El oficialismo venezolano impulsa una nueva reforma para aumentar de 20 a 32 el número de magistrados del Tribunal Supremo de Justicia, medida promovida por Delcy Rodríguez y que revive una estrategia aplicada por el fallecido Hugo Chávez tras el golpe de Estado de 2002.

La propuesta avanza en medio de una profunda reorganización del Poder Judicial venezolano y forma parte de una reforma impulsada por el chavismo en la Asamblea Nacional. Según reportes recientes, el Parlamento ya inició el proceso para designar nuevos magistrados y discutir cambios a la Ley Orgánica del TSJ.

El antecedente se remonta a 2004, cuando Chávez amplió el número de jueces del máximo tribunal después de que una mayoría del TSJ favoreciera a militares involucrados en los hechos de abril de 2002. Con la nueva composición, el chavismo logró consolidar control político sobre el sistema judicial venezolano.

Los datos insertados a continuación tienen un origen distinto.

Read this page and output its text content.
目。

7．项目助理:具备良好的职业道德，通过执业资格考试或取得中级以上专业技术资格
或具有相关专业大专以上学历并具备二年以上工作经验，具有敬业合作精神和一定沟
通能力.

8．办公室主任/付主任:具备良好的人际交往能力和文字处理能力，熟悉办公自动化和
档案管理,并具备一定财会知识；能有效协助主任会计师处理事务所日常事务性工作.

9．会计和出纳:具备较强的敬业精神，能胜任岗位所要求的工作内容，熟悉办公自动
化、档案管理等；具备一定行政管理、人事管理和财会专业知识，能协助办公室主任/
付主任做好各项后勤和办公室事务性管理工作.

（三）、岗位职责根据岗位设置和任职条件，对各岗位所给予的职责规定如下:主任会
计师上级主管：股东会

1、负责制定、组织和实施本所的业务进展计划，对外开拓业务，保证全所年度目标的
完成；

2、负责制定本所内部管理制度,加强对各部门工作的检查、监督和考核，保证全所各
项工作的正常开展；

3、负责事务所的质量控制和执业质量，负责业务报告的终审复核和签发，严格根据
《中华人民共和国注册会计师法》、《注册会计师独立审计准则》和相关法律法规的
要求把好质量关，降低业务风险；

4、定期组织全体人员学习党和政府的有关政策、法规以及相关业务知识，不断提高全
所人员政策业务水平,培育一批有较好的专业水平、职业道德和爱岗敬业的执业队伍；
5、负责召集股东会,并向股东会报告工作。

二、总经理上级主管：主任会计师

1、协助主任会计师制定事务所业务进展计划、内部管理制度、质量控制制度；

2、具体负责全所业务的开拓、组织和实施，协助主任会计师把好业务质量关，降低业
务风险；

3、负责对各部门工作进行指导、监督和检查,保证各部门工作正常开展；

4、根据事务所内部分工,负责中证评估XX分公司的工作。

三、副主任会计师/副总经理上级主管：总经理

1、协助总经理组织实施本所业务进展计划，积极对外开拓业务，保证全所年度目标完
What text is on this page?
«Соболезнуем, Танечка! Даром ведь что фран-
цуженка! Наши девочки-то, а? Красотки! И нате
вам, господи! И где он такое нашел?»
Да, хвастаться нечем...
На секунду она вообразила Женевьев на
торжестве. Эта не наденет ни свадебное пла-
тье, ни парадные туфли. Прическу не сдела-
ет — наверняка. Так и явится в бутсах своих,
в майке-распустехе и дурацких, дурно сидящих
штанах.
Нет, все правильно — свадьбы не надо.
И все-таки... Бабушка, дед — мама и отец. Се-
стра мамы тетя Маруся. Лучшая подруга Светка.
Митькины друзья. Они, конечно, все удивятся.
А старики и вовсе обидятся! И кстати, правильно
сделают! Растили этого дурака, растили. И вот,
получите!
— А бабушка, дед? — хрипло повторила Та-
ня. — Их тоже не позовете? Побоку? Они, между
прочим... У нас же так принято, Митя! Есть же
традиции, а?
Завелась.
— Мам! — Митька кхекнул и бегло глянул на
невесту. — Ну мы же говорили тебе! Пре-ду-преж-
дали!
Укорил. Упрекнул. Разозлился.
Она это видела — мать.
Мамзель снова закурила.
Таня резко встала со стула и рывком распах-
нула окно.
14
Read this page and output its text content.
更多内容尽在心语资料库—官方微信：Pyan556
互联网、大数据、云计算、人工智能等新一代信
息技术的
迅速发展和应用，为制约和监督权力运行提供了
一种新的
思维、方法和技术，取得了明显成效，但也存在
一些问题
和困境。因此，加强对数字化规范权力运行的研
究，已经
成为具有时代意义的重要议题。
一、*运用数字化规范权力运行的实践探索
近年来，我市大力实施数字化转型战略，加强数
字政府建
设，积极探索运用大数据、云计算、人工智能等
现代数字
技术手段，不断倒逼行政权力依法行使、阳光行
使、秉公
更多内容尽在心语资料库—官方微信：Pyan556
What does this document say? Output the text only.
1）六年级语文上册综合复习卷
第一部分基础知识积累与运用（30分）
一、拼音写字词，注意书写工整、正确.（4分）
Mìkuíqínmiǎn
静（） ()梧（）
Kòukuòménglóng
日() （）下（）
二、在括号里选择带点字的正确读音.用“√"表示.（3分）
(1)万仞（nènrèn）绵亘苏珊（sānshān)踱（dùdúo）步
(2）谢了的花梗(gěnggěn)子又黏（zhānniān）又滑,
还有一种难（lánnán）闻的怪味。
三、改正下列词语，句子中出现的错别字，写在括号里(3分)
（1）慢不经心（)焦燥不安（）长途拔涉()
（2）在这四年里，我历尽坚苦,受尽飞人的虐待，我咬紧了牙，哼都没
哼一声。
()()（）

Aunque en 2022 el número de magistrados volvió a reducirse a 20 bajo el argumento de mejorar la eficiencia judicial, organizaciones civiles y sectores opositores denunciaron que el tribunal quedó alineado con el poder político y con figuras cercanas a Nicolás Maduro y Cilia Flores. Ahora, la nueva reforma vuelve a abrir el debate sobre la independencia judicial en Venezuela y el uso del TSJ como pieza clave para mantener el control institucional del chavismo.